Rezension zu Katharina Müller: Rosie und die Suffragetten

01.05.2016 14:25

von Julia Roßhart

Im Jahr 1908 macht sich Rosie auf nach London, wo sie eine Anstellung als Dienstmädchen findet – und zwar im Haushalt von Emmeline Pankhurst, einer der bekanntesten und einflussreichsten bürgerlichen Frauenrechtlerinnen der Zeit. Die Autorin Katharina Müller erzählt in ihrem Roman "Rosie und die Suffragetten" vom Kampf um das Frauenwahlrecht, dies aus Sicht der stotternden Hausangestellten Rosie. Auf spannende und lehrreiche Weise lässt Müller den mutigen Kampf der Suffragetten lebendig werden – und mit ihm dessen Klassenwidersprüche.
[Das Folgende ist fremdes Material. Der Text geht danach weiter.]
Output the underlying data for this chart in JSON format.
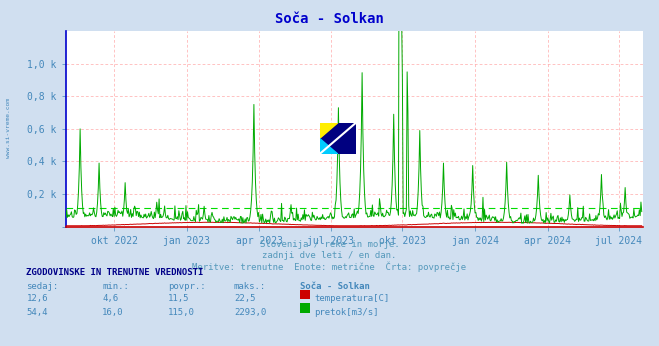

Widrige Umstände zwingen Rosie, ihre Anstellung als Dienstmädchen im Norden Englands zu fliehen; sie macht sich auf nach London, wo sie von einer christlich-seelsorgerischen Initiative aufgenommen und schließlich als Dienstmädchen in den Haushalt Emmeline Pankhursts vermittelt wird. Hier finden Damenversammlungen statt, die der Vorbereitung frauenrechtlerischer Demonstrationen und aufsehenerregender Aktionen dienen. Rosie serviert den Damen Tee und näht Kleider und Schärpen in den Farben der Suffragettenbewegung. Und sie wird selbst aktiv, plant mit und beteiligt sich an Demonstrationen, die sie kurzzeitig ins Gefängnis bringen werden. Daneben trifft sie sich mit ihrer Freundin Helen und tauscht sich aus mit ihrer Arbeitskollegin May, die ihr wertvolle Tips für die Lohnverhandlungen im Hause Pankhurst liefert. Und sie verliebt sich: in den Hafenarbeiter George – und in Jane, die Rosie in ihren ersten Tagen in London kennengelernt hat und im Gefängnis wiedersehen wird.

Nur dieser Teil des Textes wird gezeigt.